Forbes has added legendary magician David Copperfield to its “Ones To Watch” list, where it puts people likely to make it to the magazine’s list of the 400 richest Americans. After more than a decade spent performing in Las Vegas and many years of world tours, Copperfield has built an empire worth an estimated $800 million, according to Forbes, and is fast-approaching the rare self-made celebrity billionaire status—an accomplishment that Oprah Winfrey is the only other entertainer to have achieved thus far. (The least rich person on the Forbes 400 is currently worth $1.3 billion.)

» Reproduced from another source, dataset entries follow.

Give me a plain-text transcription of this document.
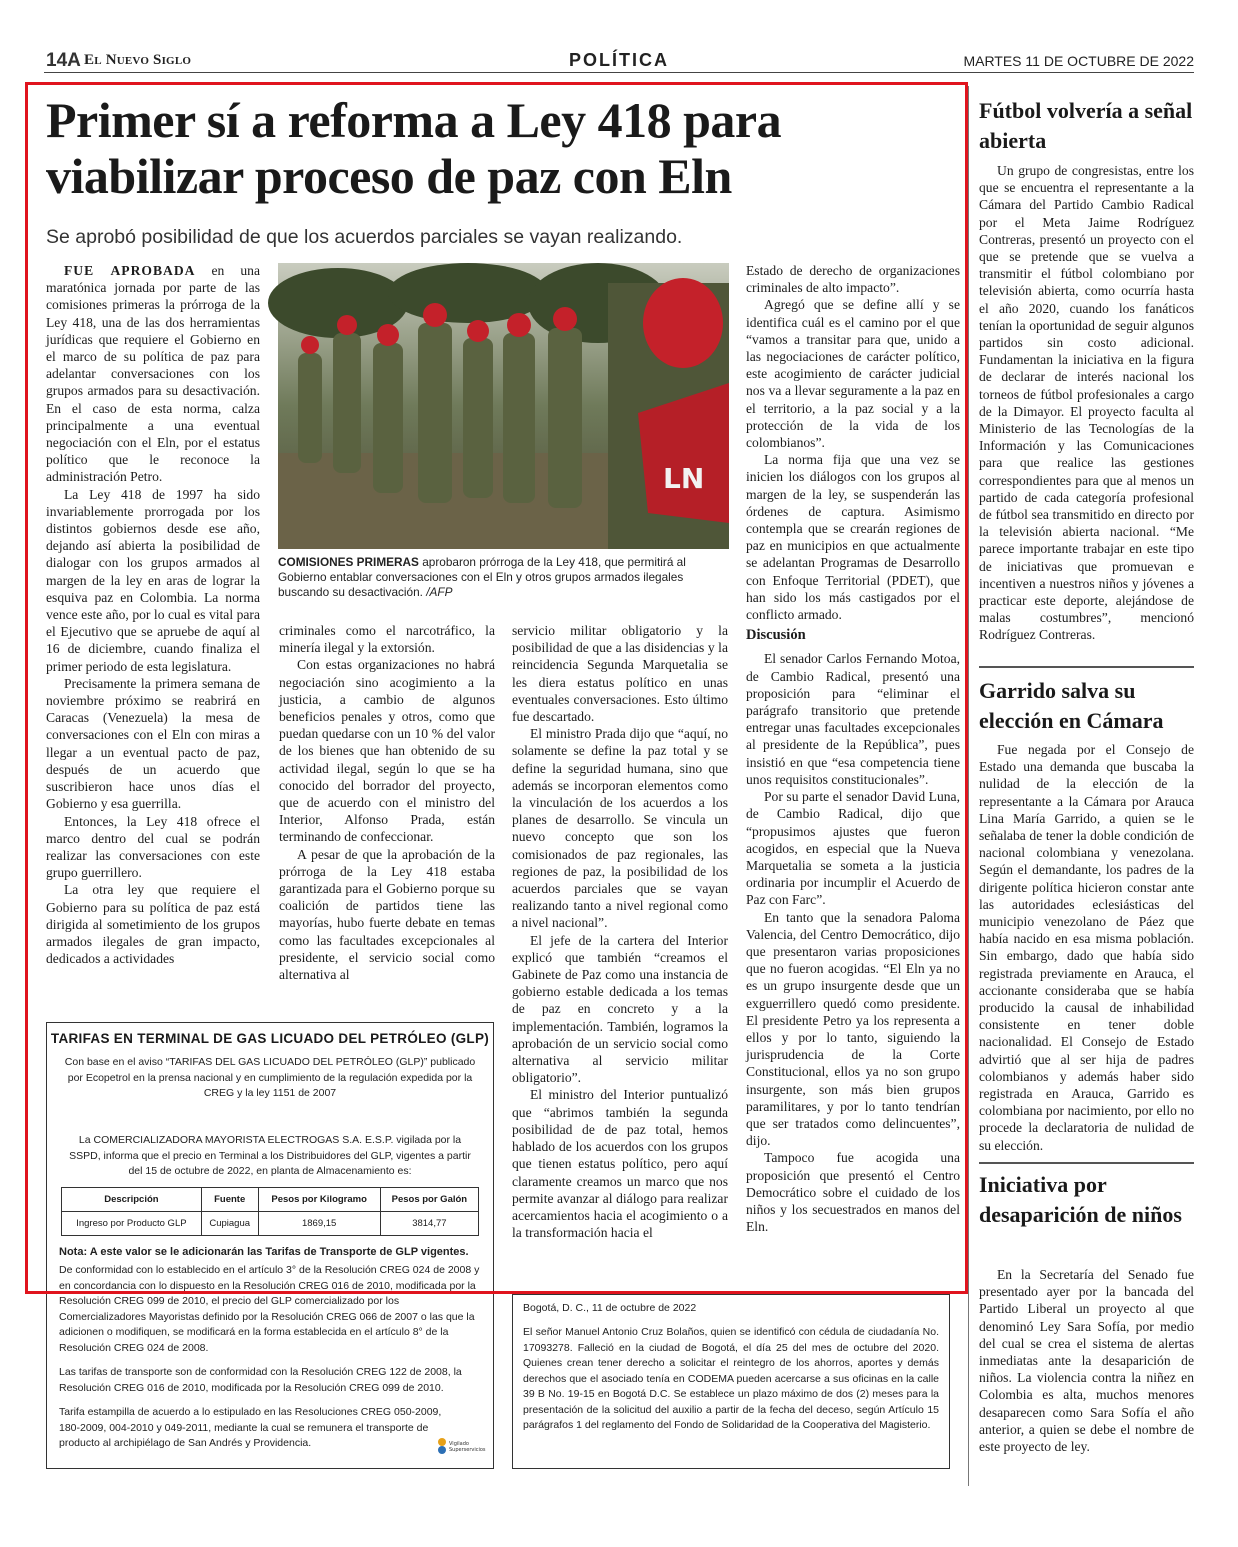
14A El Nuevo Siglo	POLÍTICA	MARTES 11 DE OCTUBRE DE 2022
Primer sí a reforma a Ley 418 para viabilizar proceso de paz con Eln
Se aprobó posibilidad de que los acuerdos parciales se vayan realizando.

FUE APROBADA en una maratónica jornada por parte de las comisiones primeras la prórroga de la Ley 418, una de las dos herramientas jurídicas que requiere el Gobierno en el marco de su política de paz para adelantar conversaciones con los grupos armados para su desactivación. En el caso de esta norma, calza principalmente a una eventual negociación con el Eln, por el estatus político que le reconoce la administración Petro.

La Ley 418 de 1997 ha sido invariablemente prorrogada por los distintos gobiernos desde ese año, dejando así abierta la posibilidad de dialogar con los grupos armados al margen de la ley en aras de lograr la esquiva paz en Colombia. La norma vence este año, por lo cual es vital para el Ejecutivo que se apruebe de aquí al 16 de diciembre, cuando finaliza el primer periodo de esta legislatura.

Precisamente la primera semana de noviembre próximo se reabrirá en Caracas (Venezuela) la mesa de conversaciones con el Eln con miras a llegar a un eventual pacto de paz, después de un acuerdo que suscribieron hace unos días el Gobierno y esa guerrilla.

Entonces, la Ley 418 ofrece el marco dentro del cual se podrán realizar las conversaciones con este grupo guerrillero.

La otra ley que requiere el Gobierno para su política de paz está dirigida al sometimiento de los grupos armados ilegales de gran impacto, dedicados a actividades

LN
COMISIONES PRIMERAS aprobaron prórroga de la Ley 418, que permitirá al Gobierno entablar conversaciones con el Eln y otros grupos armados ilegales buscando su desactivación. /AFP

criminales como el narcotráfico, la minería ilegal y la extorsión.

Con estas organizaciones no habrá negociación sino acogimiento a la justicia, a cambio de algunos beneficios penales y otros, como que puedan quedarse con un 10 % del valor de los bienes que han obtenido de su actividad ilegal, según lo que se ha conocido del borrador del proyecto, que de acuerdo con el ministro del Interior, Alfonso Prada, están terminando de confeccionar.

A pesar de que la aprobación de la prórroga de la Ley 418 estaba garantizada para el Gobierno porque su coalición de partidos tiene las mayorías, hubo fuerte debate en temas como las facultades excepcionales al presidente, el servicio social como alternativa al

servicio militar obligatorio y la posibilidad de que a las disidencias y la reincidencia Segunda Marquetalia se les diera estatus político en unas eventuales conversaciones. Esto último fue descartado.

El ministro Prada dijo que “aquí, no solamente se define la paz total y se define la seguridad humana, sino que además se incorporan elementos como la vinculación de los acuerdos a los planes de desarrollo. Se vincula un nuevo concepto que son los comisionados de paz regionales, las regiones de paz, la posibilidad de los acuerdos parciales que se vayan realizando tanto a nivel regional como a nivel nacional”.

El jefe de la cartera del Interior explicó que también “creamos el Gabinete de Paz como una instancia de gobierno estable dedicada a los temas de paz en concreto y a la implementación. También, logramos la aprobación de un servicio social como alternativa al servicio militar obligatorio”.

El ministro del Interior puntualizó que “abrimos también la segunda posibilidad de de paz total, hemos hablado de los acuerdos con los grupos que tienen estatus político, pero aquí claramente creamos un marco que nos permite avanzar al diálogo para realizar acercamientos hacia el acogimiento o a la transformación hacia el

Estado de derecho de organizaciones criminales de alto impacto”.

Agregó que se define allí y se identifica cuál es el camino por el que “vamos a transitar para que, unido a las negociaciones de carácter político, este acogimiento de carácter judicial nos va a llevar seguramente a la paz en el territorio, a la paz social y a la protección de la vida de los colombianos”.

La norma fija que una vez se inicien los diálogos con los grupos al margen de la ley, se suspenderán las órdenes de captura. Asimismo contempla que se crearán regiones de paz en municipios en que actualmente se adelantan Programas de Desarrollo con Enfoque Territorial (PDET), que han sido los más castigados por el conflicto armado.

Discusión

El senador Carlos Fernando Motoa, de Cambio Radical, presentó una proposición para “eliminar el parágrafo transitorio que pretende entregar unas facultades excepcionales al presidente de la República”, pues insistió en que “esa competencia tiene unos requisitos constitucionales”.

Por su parte el senador David Luna, de Cambio Radical, dijo que “propusimos ajustes que fueron acogidos, en especial que la Nueva Marquetalia se someta a la justicia ordinaria por incumplir el Acuerdo de Paz con Farc”.

En tanto que la senadora Paloma Valencia, del Centro Democrático, dijo que presentaron varias proposiciones que no fueron acogidas. “El Eln ya no es un grupo insurgente desde que un exguerrillero quedó como presidente. El presidente Petro ya los representa a ellos y por lo tanto, siguiendo la jurisprudencia de la Corte Constitucional, ellos ya no son grupo insurgente, son más bien grupos paramilitares, y por lo tanto tendrían que ser tratados como delincuentes”, dijo.

Tampoco fue acogida una proposición que presentó el Centro Democrático sobre el cuidado de los niños y los secuestrados en manos del Eln.

TARIFAS EN TERMINAL DE GAS LICUADO DEL PETRÓLEO (GLP)
Con base en el aviso “TARIFAS DEL GAS LICUADO DEL PETRÓLEO (GLP)” publicado por Ecopetrol en la prensa nacional y en cumplimiento de la regulación expedida por la CREG y la ley 1151 de 2007
La COMERCIALIZADORA MAYORISTA ELECTROGAS S.A. E.S.P. vigilada por la SSPD, informa que el precio en Terminal a los Distribuidores del GLP, vigentes a partir del 15 de octubre de 2022, en planta de Almacenamiento es:
Descripción	Fuente	Pesos por Kilogramo	Pesos por Galón
Ingreso por Producto GLP	Cupiagua	1869,15	3814,77
Nota: A este valor se le adicionarán las Tarifas de Transporte de GLP vigentes.
De conformidad con lo establecido en el artículo 3° de la Resolución CREG 024 de 2008 y en concordancia con lo dispuesto en la Resolución CREG 016 de 2010, modificada por la Resolución CREG 099 de 2010, el precio del GLP comercializado por los Comercializadores Mayoristas definido por la Resolución CREG 066 de 2007 o las que la adicionen o modifiquen, se modificará en la forma establecida en el artículo 8° de la Resolución CREG 024 de 2008.
Las tarifas de transporte son de conformidad con la Resolución CREG 122 de 2008, la Resolución CREG 016 de 2010, modificada por la Resolución CREG 099 de 2010.
Tarifa estampilla de acuerdo a lo estipulado en las Resoluciones CREG 050-2009, 180-2009, 004-2010 y 049-2011, mediante la cual se remunera el transporte de producto al archipiélago de San Andrés y Providencia.	Vigilado
Superservicios
Bogotá, D. C., 11 de octubre de 2022
El señor Manuel Antonio Cruz Bolaños, quien se identificó con cédula de ciudadanía No. 17093278. Falleció en la ciudad de Bogotá, el día 25 del mes de octubre del 2020. Quienes crean tener derecho a solicitar el reintegro de los ahorros, aportes y demás derechos que el asociado tenía en CODEMA pueden acercarse a sus oficinas en la calle 39 B No. 19-15 en Bogotá D.C. Se establece un plazo máximo de dos (2) meses para la presentación de la solicitud del auxilio a partir de la fecha del deceso, según Artículo 15 parágrafos 1 del reglamento del Fondo de Solidaridad de la Cooperativa del Magisterio.
Fútbol volvería a señal abierta

Un grupo de congresistas, entre los que se encuentra el representante a la Cámara del Partido Cambio Radical por el Meta Jaime Rodríguez Contreras, presentó un proyecto con el que se pretende que se vuelva a transmitir el fútbol colombiano por televisión abierta, como ocurría hasta el año 2020, cuando los fanáticos tenían la oportunidad de seguir algunos partidos sin costo adicional. Fundamentan la iniciativa en la figura de declarar de interés nacional los torneos de fútbol profesionales a cargo de la Dimayor. El proyecto faculta al Ministerio de las Tecnologías de la Información y las Comunicaciones para que realice las gestiones correspondientes para que al menos un partido de cada categoría profesional de fútbol sea transmitido en directo por la televisión abierta nacional. “Me parece importante trabajar en este tipo de iniciativas que promuevan e incentiven a nuestros niños y jóvenes a practicar este deporte, alejándose de malas costumbres”, mencionó Rodríguez Contreras.

Garrido salva su elección en Cámara

Fue negada por el Consejo de Estado una demanda que buscaba la nulidad de la elección de la representante a la Cámara por Arauca Lina María Garrido, a quien se le señalaba de tener la doble condición de nacional colombiana y venezolana. Según el demandante, los padres de la dirigente política hicieron constar ante las autoridades eclesiásticas del municipio venezolano de Páez que había nacido en esa misma población. Sin embargo, dado que había sido registrada previamente en Arauca, el accionante consideraba que se había producido la causal de inhabilidad consistente en tener doble nacionalidad. El Consejo de Estado advirtió que al ser hija de padres colombianos y además haber sido registrada en Arauca, Garrido es colombiana por nacimiento, por ello no procede la declaratoria de nulidad de su elección.

Iniciativa por desaparición de niños

En la Secretaría del Senado fue presentado ayer por la bancada del Partido Liberal un proyecto al que denominó Ley Sara Sofía, por medio del cual se crea el sistema de alertas inmediatas ante la desaparición de niños. La violencia contra la niñez en Colombia es alta, muchos menores desaparecen como Sara Sofía el año anterior, a quien se debe el nombre de este proyecto de ley.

But even if Copperfield doesn’t manage to join Oprah in that distinction, he can relish in another, quirkier honor: Over the past 20-odd years, Copperfield has quietly, and rather amazingly, amassed the world’s largest collection of magic memorabilia.
Held in a 40,000 square foot warehouse—fittingly equipped with a secret entrance door—the collection includes over 150,000 artifacts Copperfield claims to have spent more than $200 million to acquire.
The virtually endless collection of memorabilia ranges from posters of playbills, to magazine covers, trophies, puppets, clocks, and automatons. His very first purchase, made back in 1991, was the 80,000-piece, 15,000-volume Mulholland Library, which he bought for $2.2 million. Some of the most impressive holdings include the world’s largest collections of Harry Houdini, Georges Melies, and Jean Eugene Robert-Houdin memorabilia, the sole surviving poster of Herrmann the Great, worth more than $60,000, and a machine called the Singing Lesson, which is worth $1 million.
Copperfield rarely allows anyone outside of close friends, fellow magicians and the occasional media person to enter his magic emporium. Oprah is among the few to have seen it. Here’s a video from last year:
Copperfield recently announced his plans to return to stage after several years spent on the sidelines. Which could mean he’s intent on continuing to build his massive magic emporium.